In September, I began to buzz with fear at work. I had a hard home life, two projects at work went awry, and my confidence in my abilities, abilities, and self-esteem hit me completely.
Thoughts that I could not control began to take over my concentration. Bad thoughts. Thoughts that my manager would be disappointed. Would get angry. I would think I was an idiot. Thought that I was cheating. How had I been doing this job successfully for a year when I was clearly incompetent and an idiot?
It was not a bad day. I was a bad person.
I sat and stared at my computer screen, and everything looked good on the outside. I read e-mails, answered questions, answered questions, but inside I melted down.
So I told my manager I was sick and I went home for the day.
And I was ill but not as I told her. I told her I had an upset stomach, I felt bad all day and thought a cold would come. I went home, moved away from the situation that frightened me into a spiral, and gave myself the opportunity to regroup, curl up in bed for an afternoon, overcome the panic and the negative self-talk.
I wanted to feel better and go to work the next day to tackle the issues with a clear mind. I wanted to feel good again. That's exactly what I do when I have to recover from a cold.
I lied to my boss because there is an unjustified stigma surrounding mental illness in the workplace and in general. If someone gets sick because of a virus or a cold, his absence is not proof that he can not do his job. No, they are temporarily ill and return to work when they feel better ̵
I wanted to feel good again. That's exactly what I do when I have to recover from a cold.
Here's the point: the same should be said for people with mental illness, but that's not the case.
Not me I want management to think that I can not do my job. On the contrary, I'm really good at it. But mental illnesses can have invisible symptoms without any external signs that you can not cope until you suddenly really can not cope.
The managers can not see it coming and hiring or promoting someone Feeling they have a "ticking time bomb" in them seems like a risky move compared to someone who does not have a bomb in them – what they know anyway. However, this mental illness bomb in me does not tick constantly, and when it starts, I can and can take steps to disable it.
Nevertheless, the stigma exists. Those of us with mental illness are considered weak. And why am I so stubborn that I feel the need to lie to my employer about it?
Because I experienced the stigma first-hand.
Some time ago I had a contract of several months at an earlier workplace, all managers of different departments spent half a day in a training session to support the mental health of their employees. At that time, I was living through a rather rough, exhausting and distracting domestic situation. Due to the special training that my manager had completed, I thought it would be sensible to inform them about the temporary issues that I had, as I feared influenced my concentration and work.
I received the support I needed: If at some point I had to take off to take care of myself, she said, then I should let her know.
At least she said she would be supportive. But when it came to being really supportive, she did not appear.
The stressful and distracting domestic situation came to a head, and I thought I would be close to it. I felt like I was going crazy with the stress and fear of the impact it had on my job. It took me one day to pull myself together, sort out a few things and regroup. I arranged for a colleague to do some work that might have to be done, and she was sympathetic to being more than happy to keep my project on track.
My manager, however, was not so understanding. After her previous offer, when it was actually about to take a sick day, she said she found it inappropriate and unacceptable. And so I went to work – I felt fragile, felt a little less than empowered, and was ashamed of having requested a break that I thought would have been accepted.

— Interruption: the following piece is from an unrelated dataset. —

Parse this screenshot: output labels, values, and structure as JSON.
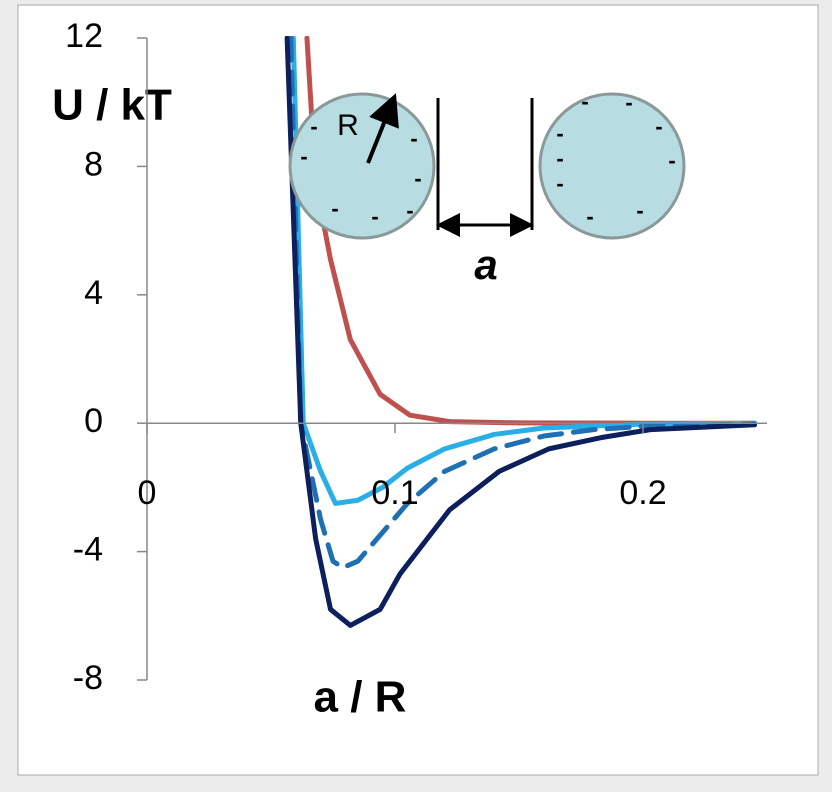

Of four contract employees, I was the only one who had admitted to some personal struggles (though I was not the only one to fight) and the only one of us whose contract was not renewed. It is a very real result of the admission of poor mental health.
My mental illness is a strength. These parts of me make me really good at my job.
So I learned to lie. Lying increases anxiety in the short term, but is absolutely worth it for the stability and continuation of my career. A person with chronic pain has a chronic illness, just like me with chronic depression. However, chronic pain is not considered a weakness of character, as it is in a mental illness. I honestly do not understand it.
For me, my mental illness is a strength. I live with depressions that cloud my every thought, contain emotions so that I can not feel anything. It's a burden on me, but if I can take care of myself and my mental health, my depression will make me stronger.
My depression makes me more compassionate and compassionate for others because I know the grief and the void I do not want others to go through it as well. My fear makes me ready; I often think of the worst scenario. So when the worst case occurs, I know how to handle it.
These parts of me actually make good in my work. Not bad. However, these strengths are still not recognized.
The inability to do your job because you have a cough and sore throat is considered an inability to work effectively in the short term. Nobody will remember it in a month. But if you apologize for a day's work because you're scared and need to step back to keep track of what's going on, it can affect your employer's long-term view of your abilities, even if that day means you're getting well can be back and be better than before.
The stigma is real and undeserved. Mental illness does not define me and I am stronger than people credit me with. But before managers and employers begin to treat mental illness in their employees as well as physiological illnesses and no weakness, I will lie and so many others too.